A Luxembourg cependant, une réflexion est de mise à ce sujet, l'intervention de l'ORK (Ombudscomité fir d'Rechter vum Kand) concernant la multiplication de films pornographiques circulant sur les téléphones mobiles de mineurs, étant un signe annonciateur de nécessité de régulation.

Un autre exemple de la convergence des secteurs médias et télécoms est celui des offres « triple play » par des opérateurs de câble, voir de téléphonie ou autre livrant sur un même support, le câble des programmes télévisés, de la téléphonie fixe et de l'Internet à haut débit.

Cette offre, présente au Luxembourg par les câblo-opérateurs CODITEL et ELTRONA connaît un certain succès à travers l'Europe et notamment en France et en Angleterre à travers le « bundling » des services.

Il est évident que les pays câblés verront surtout les entreprises du câble se manifester, tandis que les pays à réseau câblé pauvre donneront un avantage aux opérateurs de téléphonie.

En tout cas, la discussion a tourné, lors des workshops, autour de l'intérêt pour les consommateurs d'une telle convergence. Une guerre des tarifs est envisageable, également celle des contenus, au demeurant limités.

Une rivalité entre régulateurs est peu probable alors que la télévision par Internet n'en est qu'à ses débuts et ceci notamment grâce au débit encore insuffisant pour une réception de qualité.

Cette télévision par Internet échapperait d'ailleurs à la surveillance de la plupart des régulateurs européens, à part les « Medienanstalten » des « Länder » qui ont une compétence expresse pour les opérateurs Internet domiciliés dans leurs juridictions.

Finalement la télévision par protocole Internet (IPTV) a été abordée, bien que le panel des régulateurs ait été d'avis qu'il ne s'agit que d'une façon différente d'amener le flux audiovisuel auprès du consommateur. En tant que telle, la question de la régulation est identique à celle du câble.

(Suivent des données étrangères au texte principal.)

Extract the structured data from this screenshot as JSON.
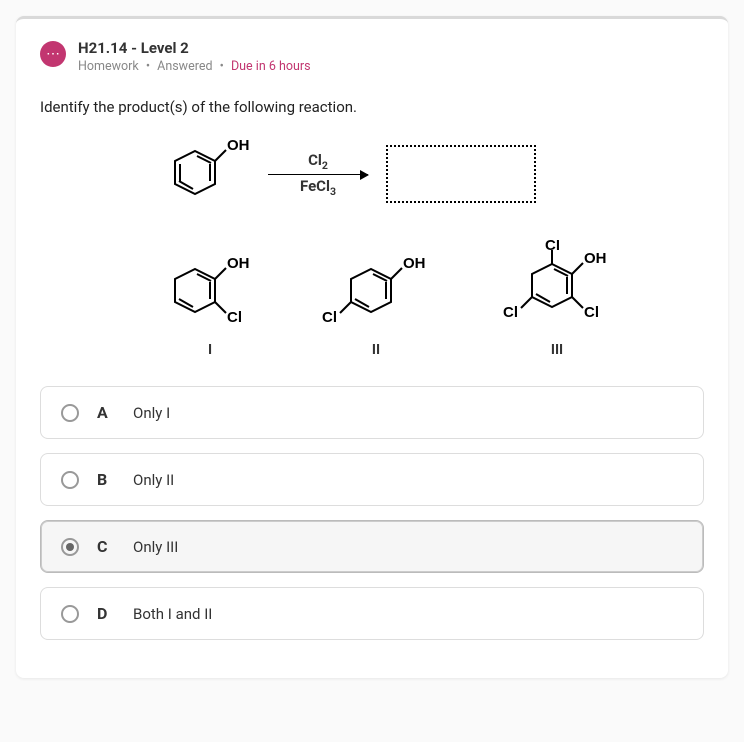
{
  "header": {
    "title": "H21.14 - Level 2",
    "meta": {
      "type": "Homework",
      "status": "Answered",
      "due": "Due in 6 hours"
    }
  },
  "prompt": "Identify the product(s) of the following reaction.",
  "reaction": {
    "reagent_top_html": "Cl<sub>2</sub>",
    "reagent_bot_html": "FeCl<sub>3</sub>"
  },
  "products": {
    "labels": [
      "I",
      "II",
      "III"
    ]
  },
  "options": [
    {
      "letter": "A",
      "text": "Only I",
      "selected": false
    },
    {
      "letter": "B",
      "text": "Only II",
      "selected": false
    },
    {
      "letter": "C",
      "text": "Only III",
      "selected": true
    },
    {
      "letter": "D",
      "text": "Both I and II",
      "selected": false
    }
  ],
  "style": {
    "accent": "#c23670",
    "border": "#ddd",
    "selected_bg": "#f6f6f6"
  }
}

La Commissaire européenne des médias et du monde de l'information avait fait le déplacement et a tenu un discours attendu sur le « dividende numérique ».

En résumé, Mme Reding a réitéré sa position sur la nécessité impérieuse de régulateurs indépendants pour les médias et que la convergence était un moment opportun de repartir de l'avant en Europe pour les médias.

Elle a effleuré le sujet épineux d'une autorité européenne du marché de l'audiovisuel qui est un sujet des plus délicats mais qui n'a guère été touché lors de la réunion.

En revanche, la Commissaire a vigoureusement encouragé les régulateurs à accorder des fréquences et de faire avancer le dossier de la télévision par téléphonie mobile pour ne pas rater le coche des autres continents.

Les retombées économiques d'un tel système sont trop importantes pour ne pas perdre de temps à faire démarrer les dossiers pour les pays qui ne l'ont pas encore fait !

En résumé, une réunion intéressante qui laisse en présager d'autres.